Le 1er novembre 2004, le nouvel administrateur de V.________ SA s'est rendu dans les locaux de la banque pour lui remettre les documents requis. L'organe a en particulier confirmé le pouvoir de signature conféré à A.________ sur les comptes de la société; sur le formulaire A, il a désigné le prénommé comme l'ayant droit économique des fonds déposés sur les comptes de la relation bancaire. Il a demandé d'adresser la correspondance bancaire au nouveau siège de V.________ SA, sauf instruction particulière.
Le 4 novembre 2004, un cadre de la banque a rencontré A.________. Celui-ci a réaffirmé que les 2 millions d'euros étaient destinés à des investissements en Suisse. Il a précisé que Z.________ était majoritairement détenue par une tierce personne, mais qu'il avait lui-même investi des fonds dans cette société sous la forme de cession de parts en blanc. Le cadre a résumé le contenu de cette entrevue dans une note interne intitulée "transactions inhabituelles".

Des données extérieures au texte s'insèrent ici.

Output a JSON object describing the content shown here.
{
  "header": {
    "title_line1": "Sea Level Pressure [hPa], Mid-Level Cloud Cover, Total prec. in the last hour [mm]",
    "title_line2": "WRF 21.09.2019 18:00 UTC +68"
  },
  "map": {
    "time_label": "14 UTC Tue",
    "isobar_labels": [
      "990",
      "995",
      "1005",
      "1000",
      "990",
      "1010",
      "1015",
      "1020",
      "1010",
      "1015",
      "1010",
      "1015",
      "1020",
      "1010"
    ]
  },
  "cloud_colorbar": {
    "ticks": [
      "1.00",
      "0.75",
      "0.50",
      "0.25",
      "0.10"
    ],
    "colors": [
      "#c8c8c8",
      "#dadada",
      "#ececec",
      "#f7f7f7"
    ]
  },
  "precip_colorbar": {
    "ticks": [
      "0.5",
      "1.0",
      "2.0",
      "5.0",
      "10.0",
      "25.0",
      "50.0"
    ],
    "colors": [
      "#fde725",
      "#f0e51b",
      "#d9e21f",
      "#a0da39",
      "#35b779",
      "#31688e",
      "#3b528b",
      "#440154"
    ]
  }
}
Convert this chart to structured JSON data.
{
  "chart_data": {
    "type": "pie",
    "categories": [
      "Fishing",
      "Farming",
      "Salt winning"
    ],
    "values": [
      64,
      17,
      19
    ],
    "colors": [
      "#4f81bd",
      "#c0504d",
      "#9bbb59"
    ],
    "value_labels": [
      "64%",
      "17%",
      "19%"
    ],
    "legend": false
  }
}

De nombreux virements et retraits en espèces ont été prélevés sur l'un des comptes de V.________ SA. Son solde a passé de 1,4 millions d'euros le 29 octobre 2004 à 3'647 euros le 31 mars 2005. Ont notamment été opérés un virement de 100'000 euros en faveur d'un "client de la banque" et un virement de 66'361 euros à l'attention d'une société, avec la mention "consignation capital". Des montants ont été transférés sur le compte de V.________ SA consacré au café-restaurant, tandis que d'autres ont servi à payer des charges apparemment relatives à l'exploitation du restaurant. Par ailleurs, des retraits en espèces importants ont été effectués à intervalles réguliers. Il n'est pas contesté que A.________ est l'auteur de tous les ordres de virement et des retraits en espèces.
Le 7 avril 2005, les avoirs de V.________ SA ont été saisis dans le cadre d'une enquête pénale ouverte notamment contre le premier administrateur de la société et contre A.________. Celui-ci a été condamné en mai 2008 à six ans de réclusion pour abus de confiance aggravés et instigation à abus de confiance aggravés.
La faillite de V.________ SA a été prononcée le 22 mai 2006. Z.________ a vu sa créance de 2 millions d'euros colloquée en 3
ème classe pour un montant de 3'109'920 francs suisses. L'office des faillites a en outre porté à l'inventaire deux créances en responsabilité contre l'administrateur X.________ et contre le réviseur, en leur qualité d'organes, ainsi qu'une prétention en responsabilité contractuelle contre la banque; ces prétentions ont fait l'objet d'une cession des droits de la masse en faveur de Z.________.
B.
B.a. Le 22 décembre 2010, Z.________ a intenté une action à Genève visant à faire condamner solidairement l'administrateur X.________, l'organe de révision et la banque au paiement de 3'109'920 fr. à titre de dommages-intérêts pour violation de leurs obligations à l'égard de V.________ SA. Les défendeurs ont conclu au rejet. Par jugement du 20 juin 2012, le Tribunal de première instance (14
ème Chambre) a débouté Z.________ de toutes ses conclusions.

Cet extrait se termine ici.